[ファイトクラブ]格闘技復興の狼煙!タブーに斬り込む年末RIZIN総括と称賛

[週刊ファイト1月12日号] [ファイトクラブ]公開中

▼格闘技復興の狼煙!タブーに斬り込む年末RIZIN総括と称賛
 by タダシ☆タナカ Photo:タダシ☆タナカ 今泉克巳 シン上田
・6時間興行への疑問とKNOCK OUT旗揚げ2時間半の神興行比較
・中井りんSM女王 紀左衛門KISSあびる優 小池の旦那・坂田亘
・女子プロ堀田祐美子の功罪~欠場に呪われたRIZINと那須川天心

 年末格闘技、RIZINが12月29日と31日にさいたまスーパーアリーナで行われ、徐々にではあるが格闘技が復興している手ごたえを感じた。とかく、悪く言いたがる論客が多いRIZINであり、初日に関しても、コメントを求めるいきなりの切り出し方が「ガラガラだったらしいねぇ」と、すでに誰かに吹き込まれたようなのもあった。大晦日の主催者発表観客数が19357人と出ても、「実券は少ないと思う」と真顔で話す関係者も複数いた。しかし、普段から格闘技の会場で取材する専門誌記者の立場からすれば、この10年の落ち込みの激しさを体感しているだけに、恰好としては満杯に見えた大晦日の会場光景など、よくぞここまで持ち直したものだと感謝が先に出てしまう。明らかに新しい客が確実に足を運んだことは間違いないのだ。それだけでも凄いことだとの感慨が先に立つ。
 但し、良くも悪くもテレビ格闘技である。招待客と実券の比率は企業秘密にせよ、視聴率はガチンコであり、RIZINが立ち上がった前年より落ちている現実は指摘せざるを得ない。注目のフジテレビRIZIN中継は、前年の計測が20:45~22:30での7.3%だったのに対して、本年は19:00〜21:00のブロックで7.1%、続く21:00〜22:35のブロックは5.7%と、分け方の工夫はあるものの少し落ちてしまった。対するNHK『紅白』は、21:00〜23:45が40.1%と、過去最低の39.2%からなんとか40%の大台を奪回した。コーラスをバックにしたピコ太郎、シン・ゴジラ、さらに昨年に続きX-JAPANの♪紅を投入して、すでに会場での試合が終わり、ネットで結果を知ってしまった者がNHKにチャンネルを合わせたのだろうか(笑)。

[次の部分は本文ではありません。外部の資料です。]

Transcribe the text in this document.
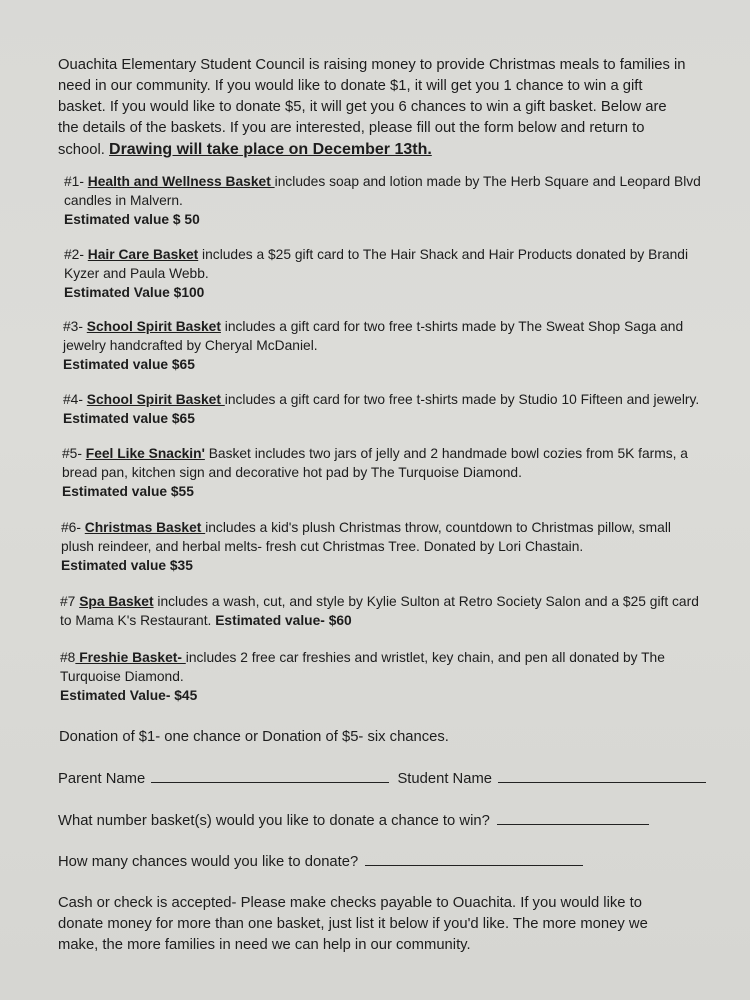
Ouachita Elementary Student Council is raising money to provide Christmas meals to families in
need in our community. If you would like to donate $1, it will get you 1 chance to win a gift
basket. If you would like to donate $5, it will get you 6 chances to win a gift basket. Below are
the details of the baskets. If you are interested, please fill out the form below and return to
school. Drawing will take place on December 13th.
#1- Health and Wellness Basket includes soap and lotion made by The Herb Square and Leopard Blvd
candles in Malvern.
Estimated value $ 50
#2- Hair Care Basket includes a $25 gift card to The Hair Shack and Hair Products donated by Brandi
Kyzer and Paula Webb.
Estimated Value $100
#3- School Spirit Basket includes a gift card for two free t-shirts made by The Sweat Shop Saga and
jewelry handcrafted by Cheryal McDaniel.
Estimated value $65
#4- School Spirit Basket includes a gift card for two free t-shirts made by Studio 10 Fifteen and jewelry.
Estimated value $65
#5- Feel Like Snackin' Basket includes two jars of jelly and 2 handmade bowl cozies from 5K farms, a
bread pan, kitchen sign and decorative hot pad by The Turquoise Diamond.
Estimated value $55
#6- Christmas Basket includes a kid's plush Christmas throw, countdown to Christmas pillow, small
plush reindeer, and herbal melts- fresh cut Christmas Tree. Donated by Lori Chastain.
Estimated value $35
#7 Spa Basket includes a wash, cut, and style by Kylie Sulton at Retro Society Salon and a $25 gift card
to Mama K's Restaurant. Estimated value- $60
#8 Freshie Basket- includes 2 free car freshies and wristlet, key chain, and pen all donated by The
Turquoise Diamond.
Estimated Value- $45
Donation of $1- one chance or Donation of $5- six chances.
Parent Name	Student Name
What number basket(s) would you like to donate a chance to win?
How many chances would you like to donate?
Cash or check is accepted- Please make checks payable to Ouachita. If you would like to
donate money for more than one basket, just list it below if you'd like. The more money we
make, the more families in need we can help in our community.
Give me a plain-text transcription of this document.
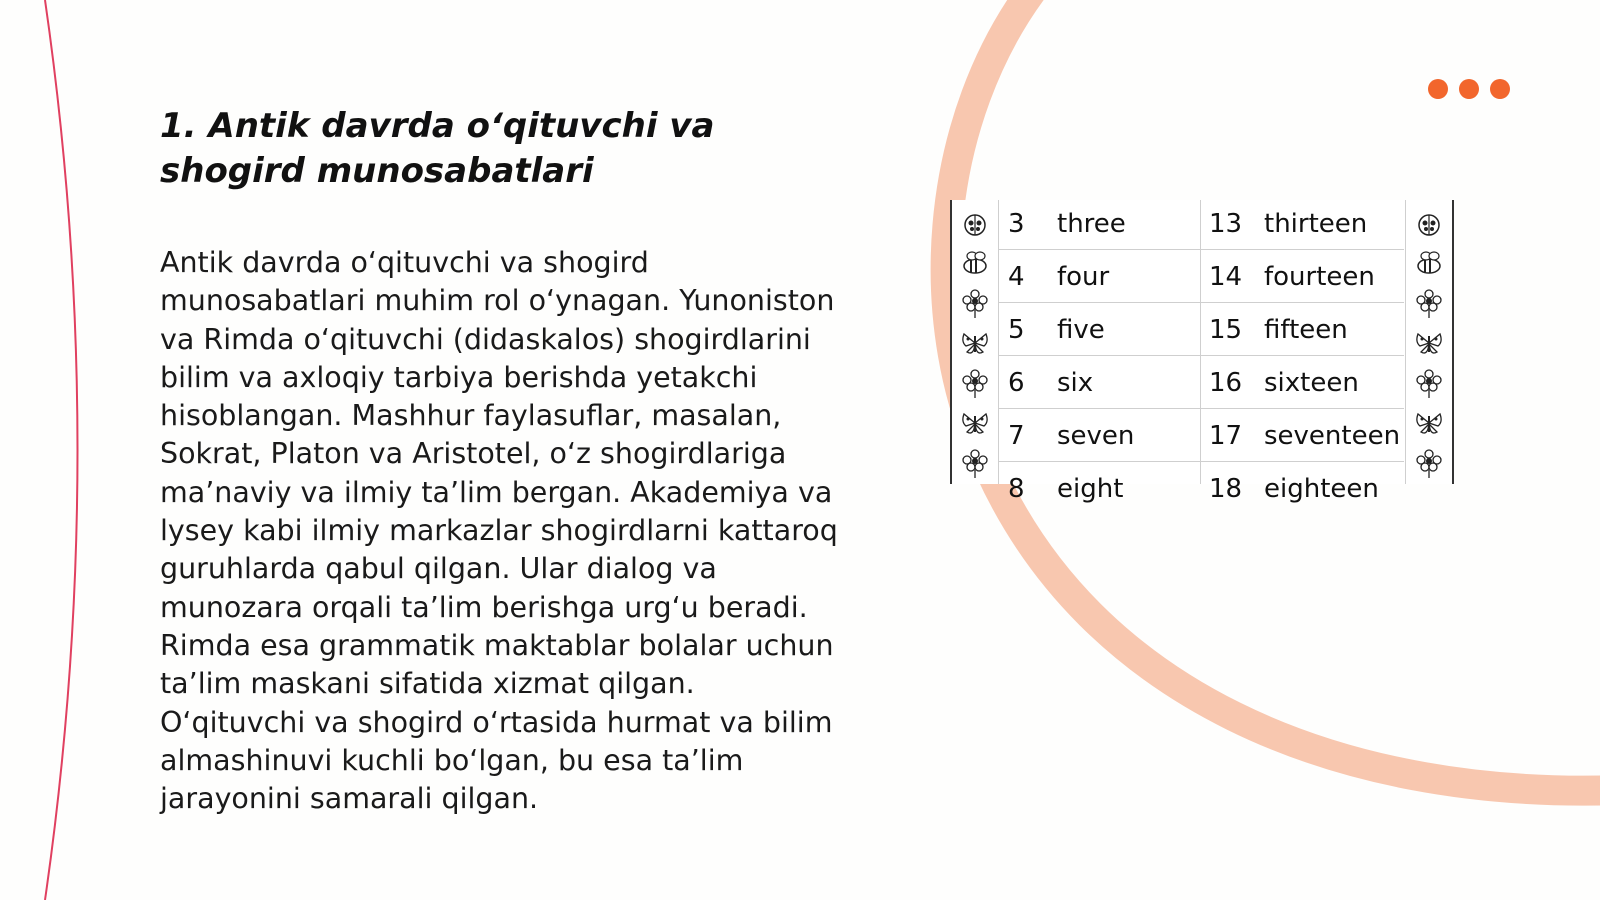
1. Antik davrda o‘qituvchi va shogird munosabatlari

Antik davrda o‘qituvchi va shogird munosabatlari muhim rol o‘ynagan. Yunoniston va Rimda o‘qituvchi (didaskalos) shogirdlarini bilim va axloqiy tarbiya berishda yetakchi hisoblangan. Mashhur faylasuflar, masalan, Sokrat, Platon va Aristotel, o‘z shogirdlariga ma’naviy va ilmiy ta’lim bergan. Akademiya va lysey kabi ilmiy markazlar shogirdlarni kattaroq guruhlarda qabul qilgan. Ular dialog va munozara orqali ta’lim berishga urg‘u beradi. Rimda esa grammatik maktablar bolalar uchun ta’lim maskani sifatida xizmat qilgan. O‘qituvchi va shogird o‘rtasida hurmat va bilim almashinuvi kuchli bo‘lgan, bu esa ta’lim jarayonini samarali qilgan.

3 three	13 thirteen
4 four	14 fourteen
5 five	15 fifteen
6 six	16 sixteen
7 seven	17 seventeen
8 eight	18 eighteen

 TBSの魔裟斗-五味隆典は、前年のトリ時間帯9%に対して、本年は番組の早い時間帯にシフトしたこともあるが6.3%だった。二度目の焼き直しは厳しかったと言えよう。同じことがフジテレビにも言えて、前年は29日と31日の両方が地上波で放送されたが、本年は大晦日のみ。2日前の巨大な番宣がない以上、恐らくはフジも下がることを予想していたと推定され、時間帯のブロック分けのレトリックを準備して、なんとか「横ばいだった」と書いてもらえるよう工夫を凝らした感がある。それでも、十分に大健闘には違いない。瞬間では紅白を抜いたという2003年の昔話は、環境のみならず時代も変わった2016年とは土壌が違い過ぎて比較対象にならないと知るべきだ。
 また、31日しか地上波中継がないとうことは、予算の面でも旗揚げの前年のように贅沢は出来ないことを意味するのみならず、前回はソフトバンクがスマホ向けコンテンツの確保に向けてスポンサー資金を救出したが、その後は話がまとまらなかったハンディをも加味する必要がある。主催者側に立ってみれば、よくぞここまで頑張ったと誉めてやりたい。なにかとケチを付けたがる輩が多いRIZINだが、面白い中身を提供していたと思うし、重ねて新しいお客さんがチケットを買った事実を抜かしては、どんな鋭い総括記事もバランスを欠くと釘を刺さざるを得ない。